Decent Pic of a Crop Duster Plane in Roswell New Mexico

2 comments on “Crop Dusting in Southeastern New MexicoAdd yours →

  1. According to Pacific Northwest Aerial Applications Alliance, Aerial Application(crop dusting) is much more efficient, economical, and not as negatively affecting the environment as the slower ground approaches :

    An airplane or helicopter may accomplish more in one hour than ground equipment can in one day. This means less fuel used, less air pollution and no soil compaction. The aerial application industry appreciates the importance of ground sprayers as a tool needed in agriculture when aerial or chemigation work cannot be done. In fact, many aerial application businesses today use both aircraft and ground rigs to make crop protection product applications.

    Also there are the usual concerns that an ag pilot aka crop duster plane pilot might be contracted by an extremist Muslim to fly their little twin prop plane into 1 WTC or the new World Trade Center, but I don’t think that has hurt the crop dusting industry one bit.
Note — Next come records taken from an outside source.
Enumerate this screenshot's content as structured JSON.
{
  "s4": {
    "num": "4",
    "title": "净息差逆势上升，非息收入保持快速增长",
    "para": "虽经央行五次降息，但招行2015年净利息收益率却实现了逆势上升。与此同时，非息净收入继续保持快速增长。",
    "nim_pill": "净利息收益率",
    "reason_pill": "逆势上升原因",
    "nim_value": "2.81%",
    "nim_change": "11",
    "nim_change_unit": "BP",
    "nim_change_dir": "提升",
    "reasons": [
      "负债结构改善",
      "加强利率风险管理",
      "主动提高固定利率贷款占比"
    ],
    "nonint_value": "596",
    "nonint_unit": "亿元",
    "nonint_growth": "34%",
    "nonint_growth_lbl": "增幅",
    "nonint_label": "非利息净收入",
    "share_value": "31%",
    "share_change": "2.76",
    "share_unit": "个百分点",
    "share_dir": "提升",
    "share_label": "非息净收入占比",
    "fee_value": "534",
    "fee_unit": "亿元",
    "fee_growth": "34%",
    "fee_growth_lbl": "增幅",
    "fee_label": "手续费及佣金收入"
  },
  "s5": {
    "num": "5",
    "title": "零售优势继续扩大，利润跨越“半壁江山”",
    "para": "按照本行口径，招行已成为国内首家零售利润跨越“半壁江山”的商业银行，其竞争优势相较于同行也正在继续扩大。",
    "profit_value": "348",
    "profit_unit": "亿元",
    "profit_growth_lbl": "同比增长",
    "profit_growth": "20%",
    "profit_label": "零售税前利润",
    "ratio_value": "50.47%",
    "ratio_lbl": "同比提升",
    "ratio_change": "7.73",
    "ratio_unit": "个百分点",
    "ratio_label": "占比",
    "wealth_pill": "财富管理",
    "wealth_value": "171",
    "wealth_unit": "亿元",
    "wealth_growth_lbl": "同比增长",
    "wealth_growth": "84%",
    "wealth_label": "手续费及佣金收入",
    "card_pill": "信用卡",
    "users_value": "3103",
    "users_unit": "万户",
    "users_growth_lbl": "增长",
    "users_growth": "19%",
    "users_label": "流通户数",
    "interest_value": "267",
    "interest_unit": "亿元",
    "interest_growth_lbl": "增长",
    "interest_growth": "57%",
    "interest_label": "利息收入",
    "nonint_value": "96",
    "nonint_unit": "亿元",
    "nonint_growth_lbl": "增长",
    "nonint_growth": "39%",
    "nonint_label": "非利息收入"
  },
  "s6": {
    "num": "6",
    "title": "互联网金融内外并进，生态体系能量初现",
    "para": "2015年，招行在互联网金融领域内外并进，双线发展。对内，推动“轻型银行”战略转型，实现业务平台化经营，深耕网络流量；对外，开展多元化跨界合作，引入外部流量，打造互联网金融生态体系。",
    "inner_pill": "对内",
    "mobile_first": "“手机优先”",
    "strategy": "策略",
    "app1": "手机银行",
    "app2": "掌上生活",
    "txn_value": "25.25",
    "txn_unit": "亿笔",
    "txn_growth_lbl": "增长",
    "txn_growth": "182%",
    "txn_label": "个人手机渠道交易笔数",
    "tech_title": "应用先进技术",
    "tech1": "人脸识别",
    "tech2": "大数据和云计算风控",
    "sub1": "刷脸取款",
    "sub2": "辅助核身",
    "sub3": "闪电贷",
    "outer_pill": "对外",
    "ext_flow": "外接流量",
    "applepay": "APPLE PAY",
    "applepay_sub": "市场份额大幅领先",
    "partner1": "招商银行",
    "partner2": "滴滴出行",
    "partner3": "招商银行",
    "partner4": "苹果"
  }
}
  2. A buddy has a freight transport company that specializes in the shipment of vehicles, boats, heavy equipment, and oilfield pipeline equipment. I am wondering if a crop dusting plane could assist in the positioning of heavy equipment being guided by the operator? Seems like it would be a way to maximize the profit of the plane which is out of use much of the time. Thank you for any comments or advice you may have.